Thread: Probability Problem

If one bag contains 4 white and 2 black balls; another contains 3 white and 5 black balls. If one ball is drawn from each bag
find the probability that
i) both are white
ii) one is white and one is black.

Originally Posted by zorro

if one bag contains 4 white and 2 black balls; another contains 3 white and 5 black balls. If one ball is drawn from each bag
find the probability that
i) both are white
ii) one is white and one is black.

(1) (4/6)(3/8)

(2) (4/6)(5/8)+(2/6)(3/8)

(1)
Since 1 ball should be white from first bag (4W,2B;Total=6) and 1 ball should be white from second bag (3W,5B;Total=8)...

Therefore ((4C1)/(6C1))*((3C1)/(8C1)) = 1/4

(2)
There are 2 cases...

1.When First bag produce white and second bag produce black, then

((4C1)/(6C1))*((5C1)/(8C1)) = 5/12

2.When First bag produce black and second bag produce white, then

((3C1)/(8C1))*((2C1)/(6C1)) = 1/8

Add both the results and the answer is 13/24

P.S. It can be wrong... I am a learner too...

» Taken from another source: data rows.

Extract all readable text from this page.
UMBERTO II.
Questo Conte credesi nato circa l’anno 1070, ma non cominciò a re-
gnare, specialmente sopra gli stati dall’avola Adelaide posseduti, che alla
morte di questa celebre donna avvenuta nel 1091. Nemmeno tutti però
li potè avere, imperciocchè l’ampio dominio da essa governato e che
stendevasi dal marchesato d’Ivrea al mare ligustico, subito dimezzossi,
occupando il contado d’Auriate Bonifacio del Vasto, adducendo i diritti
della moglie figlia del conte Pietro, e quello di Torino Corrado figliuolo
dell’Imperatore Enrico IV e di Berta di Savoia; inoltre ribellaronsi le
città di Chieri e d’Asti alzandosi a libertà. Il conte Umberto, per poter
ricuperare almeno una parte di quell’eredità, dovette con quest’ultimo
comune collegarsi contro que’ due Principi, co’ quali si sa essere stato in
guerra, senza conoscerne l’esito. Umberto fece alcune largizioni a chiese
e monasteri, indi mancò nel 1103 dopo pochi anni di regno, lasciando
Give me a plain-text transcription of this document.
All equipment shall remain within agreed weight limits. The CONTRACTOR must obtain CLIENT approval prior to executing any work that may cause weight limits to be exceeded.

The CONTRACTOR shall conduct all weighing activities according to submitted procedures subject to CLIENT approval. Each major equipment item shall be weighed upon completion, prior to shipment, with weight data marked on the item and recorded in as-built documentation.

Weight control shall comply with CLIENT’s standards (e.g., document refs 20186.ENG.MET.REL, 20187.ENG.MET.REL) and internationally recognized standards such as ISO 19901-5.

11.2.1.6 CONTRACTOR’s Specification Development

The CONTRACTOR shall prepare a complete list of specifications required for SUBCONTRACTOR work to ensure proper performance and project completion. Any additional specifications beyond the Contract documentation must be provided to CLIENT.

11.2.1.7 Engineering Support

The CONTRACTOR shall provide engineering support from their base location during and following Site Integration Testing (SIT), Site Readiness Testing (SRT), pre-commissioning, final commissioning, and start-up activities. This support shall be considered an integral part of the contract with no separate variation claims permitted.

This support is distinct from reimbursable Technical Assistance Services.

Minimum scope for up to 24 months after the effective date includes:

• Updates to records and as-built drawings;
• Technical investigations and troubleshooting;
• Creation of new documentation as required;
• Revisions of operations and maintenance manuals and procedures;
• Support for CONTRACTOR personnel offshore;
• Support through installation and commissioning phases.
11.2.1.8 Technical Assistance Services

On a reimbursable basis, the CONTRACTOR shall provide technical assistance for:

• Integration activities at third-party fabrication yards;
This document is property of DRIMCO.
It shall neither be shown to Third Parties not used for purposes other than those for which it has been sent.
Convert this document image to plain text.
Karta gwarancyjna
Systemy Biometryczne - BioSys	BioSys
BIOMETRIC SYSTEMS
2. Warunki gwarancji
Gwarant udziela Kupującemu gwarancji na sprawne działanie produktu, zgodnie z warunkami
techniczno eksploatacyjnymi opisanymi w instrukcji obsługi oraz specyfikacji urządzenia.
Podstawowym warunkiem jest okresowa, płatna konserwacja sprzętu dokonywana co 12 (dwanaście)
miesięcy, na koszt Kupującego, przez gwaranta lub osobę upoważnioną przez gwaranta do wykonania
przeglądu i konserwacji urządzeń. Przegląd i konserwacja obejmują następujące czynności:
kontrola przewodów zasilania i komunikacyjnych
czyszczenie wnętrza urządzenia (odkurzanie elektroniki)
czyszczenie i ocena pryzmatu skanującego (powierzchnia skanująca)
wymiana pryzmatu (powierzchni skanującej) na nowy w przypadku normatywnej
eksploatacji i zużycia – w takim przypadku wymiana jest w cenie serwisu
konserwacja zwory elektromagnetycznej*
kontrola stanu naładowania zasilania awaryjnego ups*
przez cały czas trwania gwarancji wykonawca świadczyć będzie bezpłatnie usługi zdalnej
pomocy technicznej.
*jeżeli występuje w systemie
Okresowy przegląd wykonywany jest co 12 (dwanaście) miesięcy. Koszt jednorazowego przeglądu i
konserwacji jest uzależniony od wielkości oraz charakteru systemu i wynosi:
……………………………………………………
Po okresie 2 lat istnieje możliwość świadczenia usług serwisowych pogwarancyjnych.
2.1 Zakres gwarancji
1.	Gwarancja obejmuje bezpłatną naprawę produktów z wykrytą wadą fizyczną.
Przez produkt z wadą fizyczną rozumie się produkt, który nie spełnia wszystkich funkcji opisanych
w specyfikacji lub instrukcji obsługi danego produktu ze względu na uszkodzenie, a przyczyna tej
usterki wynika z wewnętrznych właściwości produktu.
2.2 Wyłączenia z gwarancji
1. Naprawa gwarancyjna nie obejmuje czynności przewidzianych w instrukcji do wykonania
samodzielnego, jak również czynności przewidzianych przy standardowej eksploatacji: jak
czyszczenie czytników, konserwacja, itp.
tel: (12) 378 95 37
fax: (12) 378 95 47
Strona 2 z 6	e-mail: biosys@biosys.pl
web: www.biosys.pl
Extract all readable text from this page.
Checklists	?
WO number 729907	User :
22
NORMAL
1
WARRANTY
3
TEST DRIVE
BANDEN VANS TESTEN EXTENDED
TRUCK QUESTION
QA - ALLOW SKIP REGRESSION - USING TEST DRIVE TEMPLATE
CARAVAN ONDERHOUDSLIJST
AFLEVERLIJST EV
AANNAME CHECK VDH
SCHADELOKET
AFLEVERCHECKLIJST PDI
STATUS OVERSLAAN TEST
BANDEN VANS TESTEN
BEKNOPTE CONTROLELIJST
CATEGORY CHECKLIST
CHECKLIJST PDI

Originally Posted by zorro

If one bag contains 4 white and 2 black balls; another contains 3 white and 5 black balls. If one ball is drawn from each bag
find the probability that
i) both are white
ii) one is white and one is black.

Drawing a tree diagram would be an excellent way of answering these questions ... (I suspect that's what mathaddict did).